『闇市場─正義の行方─㉑』
────
「これは──」
『ナビ──気を付けて、普通じゃない』
「はい──!」
ナビと共にハンネスから排出された黒い存在を前に握り合った霊魔剣を構える。
(──これはなんだ? 精霊? 魔法? どれも自分の知ってる今まで見た物や知識とは該当しない)
目の前の黒い存在は周囲にまだ残っている黒を吸収するように自身へと収束していっていた。

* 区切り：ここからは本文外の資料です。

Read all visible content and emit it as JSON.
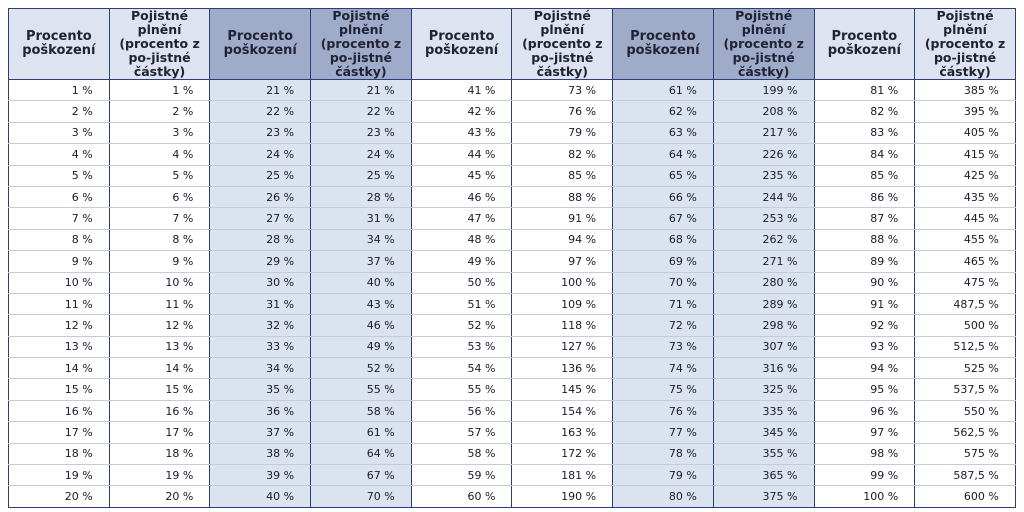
{
  "headers": [
    "Procento poškození",
    "Pojistné plnění (procento z po-jistné částky)",
    "Procento poškození",
    "Pojistné plnění (procento z po-jistné částky)",
    "Procento poškození",
    "Pojistné plnění (procento z po-jistné částky)",
    "Procento poškození",
    "Pojistné plnění (procento z po-jistné částky)",
    "Procento poškození",
    "Pojistné plnění (procento z po-jistné částky)"
  ],
  "rows": [
    [
      "1 %",
      "1 %",
      "21 %",
      "21 %",
      "41 %",
      "73 %",
      "61 %",
      "199 %",
      "81 %",
      "385 %"
    ],
    [
      "2 %",
      "2 %",
      "22 %",
      "22 %",
      "42 %",
      "76 %",
      "62 %",
      "208 %",
      "82 %",
      "395 %"
    ],
    [
      "3 %",
      "3 %",
      "23 %",
      "23 %",
      "43 %",
      "79 %",
      "63 %",
      "217 %",
      "83 %",
      "405 %"
    ],
    [
      "4 %",
      "4 %",
      "24 %",
      "24 %",
      "44 %",
      "82 %",
      "64 %",
      "226 %",
      "84 %",
      "415 %"
    ],
    [
      "5 %",
      "5 %",
      "25 %",
      "25 %",
      "45 %",
      "85 %",
      "65 %",
      "235 %",
      "85 %",
      "425 %"
    ],
    [
      "6 %",
      "6 %",
      "26 %",
      "28 %",
      "46 %",
      "88 %",
      "66 %",
      "244 %",
      "86 %",
      "435 %"
    ],
    [
      "7 %",
      "7 %",
      "27 %",
      "31 %",
      "47 %",
      "91 %",
      "67 %",
      "253 %",
      "87 %",
      "445 %"
    ],
    [
      "8 %",
      "8 %",
      "28 %",
      "34 %",
      "48 %",
      "94 %",
      "68 %",
      "262 %",
      "88 %",
      "455 %"
    ],
    [
      "9 %",
      "9 %",
      "29 %",
      "37 %",
      "49 %",
      "97 %",
      "69 %",
      "271 %",
      "89 %",
      "465 %"
    ],
    [
      "10 %",
      "10 %",
      "30 %",
      "40 %",
      "50 %",
      "100 %",
      "70 %",
      "280 %",
      "90 %",
      "475 %"
    ],
    [
      "11 %",
      "11 %",
      "31 %",
      "43 %",
      "51 %",
      "109 %",
      "71 %",
      "289 %",
      "91 %",
      "487,5 %"
    ],
    [
      "12 %",
      "12 %",
      "32 %",
      "46 %",
      "52 %",
      "118 %",
      "72 %",
      "298 %",
      "92 %",
      "500 %"
    ],
    [
      "13 %",
      "13 %",
      "33 %",
      "49 %",
      "53 %",
      "127 %",
      "73 %",
      "307 %",
      "93 %",
      "512,5 %"
    ],
    [
      "14 %",
      "14 %",
      "34 %",
      "52 %",
      "54 %",
      "136 %",
      "74 %",
      "316 %",
      "94 %",
      "525 %"
    ],
    [
      "15 %",
      "15 %",
      "35 %",
      "55 %",
      "55 %",
      "145 %",
      "75 %",
      "325 %",
      "95 %",
      "537,5 %"
    ],
    [
      "16 %",
      "16 %",
      "36 %",
      "58 %",
      "56 %",
      "154 %",
      "76 %",
      "335 %",
      "96 %",
      "550 %"
    ],
    [
      "17 %",
      "17 %",
      "37 %",
      "61 %",
      "57 %",
      "163 %",
      "77 %",
      "345 %",
      "97 %",
      "562,5 %"
    ],
    [
      "18 %",
      "18 %",
      "38 %",
      "64 %",
      "58 %",
      "172 %",
      "78 %",
      "355 %",
      "98 %",
      "575 %"
    ],
    [
      "19 %",
      "19 %",
      "39 %",
      "67 %",
      "59 %",
      "181 %",
      "79 %",
      "365 %",
      "99 %",
      "587,5 %"
    ],
    [
      "20 %",
      "20 %",
      "40 %",
      "70 %",
      "60 %",
      "190 %",
      "80 %",
      "375 %",
      "100 %",
      "600 %"
    ]
  ],
  "colors": {
    "border": "#2c3e78",
    "header_light": "#dde4ef",
    "header_dark": "#9eacc9",
    "shaded_column": "#dbe3ef"
  }
}
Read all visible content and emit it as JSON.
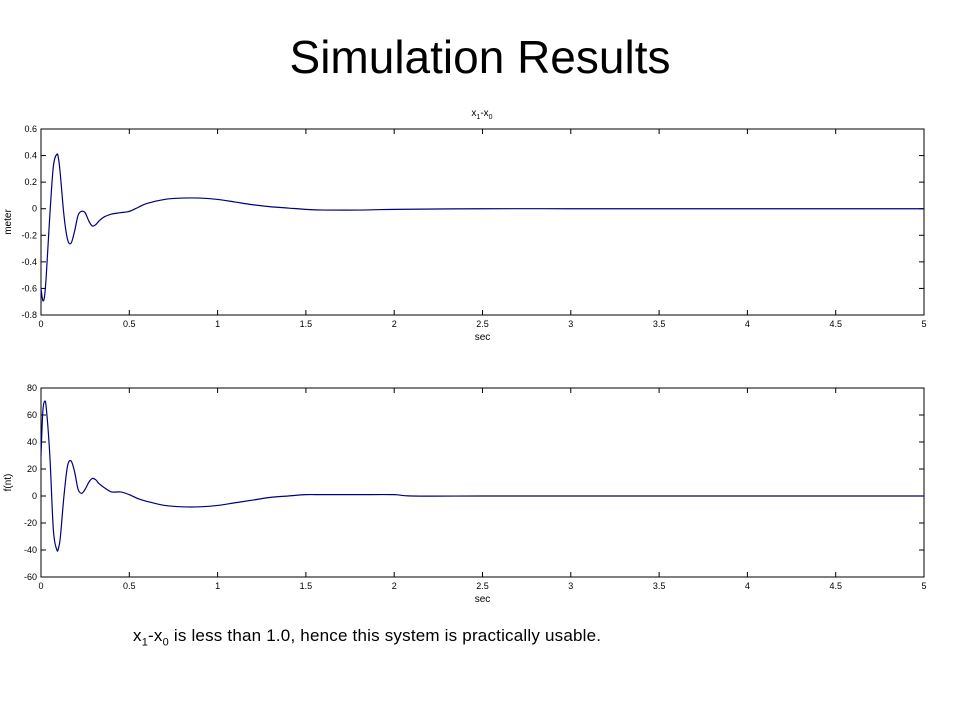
{
  "slide": {
    "title": "Simulation Results",
    "caption": {
      "v1": "x",
      "s1": "1",
      "dash": "-",
      "v2": "x",
      "s2": "0",
      "rest": " is less than 1.0, hence this system is practically usable."
    }
  },
  "chart_data": [
    {
      "type": "line",
      "title": "x1-x0",
      "title_parts": {
        "a": "x",
        "a_sub": "1",
        "dash": "-",
        "b": "x",
        "b_sub": "0"
      },
      "xlabel": "sec",
      "ylabel": "meter",
      "xlim": [
        0,
        5
      ],
      "ylim": [
        -0.8,
        0.6
      ],
      "xticks": [
        "0",
        "0.5",
        "1",
        "1.5",
        "2",
        "2.5",
        "3",
        "3.5",
        "4",
        "4.5",
        "5"
      ],
      "yticks": [
        "0.6",
        "0.4",
        "0.2",
        "0",
        "-0.2",
        "-0.4",
        "-0.6",
        "-0.8"
      ],
      "grid": false,
      "line_color": "#00007f",
      "series": [
        {
          "x": [
            0,
            0.01,
            0.02,
            0.03,
            0.05,
            0.07,
            0.09,
            0.1,
            0.11,
            0.13,
            0.15,
            0.17,
            0.19,
            0.21,
            0.23,
            0.25,
            0.27,
            0.29,
            0.31,
            0.33,
            0.36,
            0.4,
            0.45,
            0.5,
            0.55,
            0.6,
            0.7,
            0.8,
            0.9,
            1.0,
            1.1,
            1.2,
            1.3,
            1.4,
            1.5,
            1.6,
            1.8,
            2.0,
            2.5,
            3.0,
            3.5,
            4.0,
            4.5,
            5.0
          ],
          "y": [
            -0.6,
            -0.69,
            -0.66,
            -0.5,
            -0.05,
            0.32,
            0.41,
            0.37,
            0.25,
            -0.05,
            -0.23,
            -0.26,
            -0.17,
            -0.05,
            -0.02,
            -0.03,
            -0.09,
            -0.13,
            -0.12,
            -0.09,
            -0.06,
            -0.04,
            -0.03,
            -0.02,
            0.01,
            0.04,
            0.07,
            0.08,
            0.08,
            0.07,
            0.05,
            0.03,
            0.015,
            0.005,
            -0.005,
            -0.01,
            -0.01,
            -0.005,
            0.0,
            0.0,
            0.0,
            0.0,
            0.0,
            0.0
          ]
        }
      ]
    },
    {
      "type": "line",
      "title": "",
      "xlabel": "sec",
      "ylabel": "f(nt)",
      "xlim": [
        0,
        5
      ],
      "ylim": [
        -60,
        80
      ],
      "xticks": [
        "0",
        "0.5",
        "1",
        "1.5",
        "2",
        "2.5",
        "3",
        "3.5",
        "4",
        "4.5",
        "5"
      ],
      "yticks": [
        "80",
        "60",
        "40",
        "20",
        "0",
        "-20",
        "-40",
        "-60"
      ],
      "grid": false,
      "line_color": "#00007f",
      "series": [
        {
          "x": [
            0,
            0.01,
            0.02,
            0.03,
            0.05,
            0.07,
            0.09,
            0.1,
            0.11,
            0.13,
            0.15,
            0.17,
            0.19,
            0.21,
            0.23,
            0.25,
            0.27,
            0.29,
            0.31,
            0.33,
            0.36,
            0.4,
            0.45,
            0.5,
            0.55,
            0.6,
            0.7,
            0.8,
            0.9,
            1.0,
            1.1,
            1.2,
            1.3,
            1.4,
            1.5,
            1.6,
            1.8,
            2.0,
            2.1,
            2.5,
            3.0,
            3.5,
            4.0,
            4.5,
            5.0
          ],
          "y": [
            30,
            62,
            70,
            65,
            30,
            -25,
            -40,
            -38,
            -30,
            0,
            22,
            26,
            18,
            5,
            2,
            5,
            10,
            13,
            12,
            9,
            6,
            3,
            3,
            1,
            -2,
            -4,
            -7,
            -8,
            -8,
            -7,
            -5,
            -3,
            -1,
            0,
            1,
            1,
            1,
            1,
            0,
            0,
            0,
            0,
            0,
            0,
            0
          ]
        }
      ]
    }
  ]
}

そしてその形を変えるように黒い存在はうねるように形を変えていっていた。
「──kakakyayayaya──aaaaAA──kskxa!!」
そしてヒト型の様に歪にその黒い存在は形を変えて言葉を発してきた。
『何を言っている──?』
「シエル様──! 皆さまが!」
黒い存在の叫ぶ声は周囲の空間を鈍く震わせて魂へと語り掛けるような素振りを見せていた。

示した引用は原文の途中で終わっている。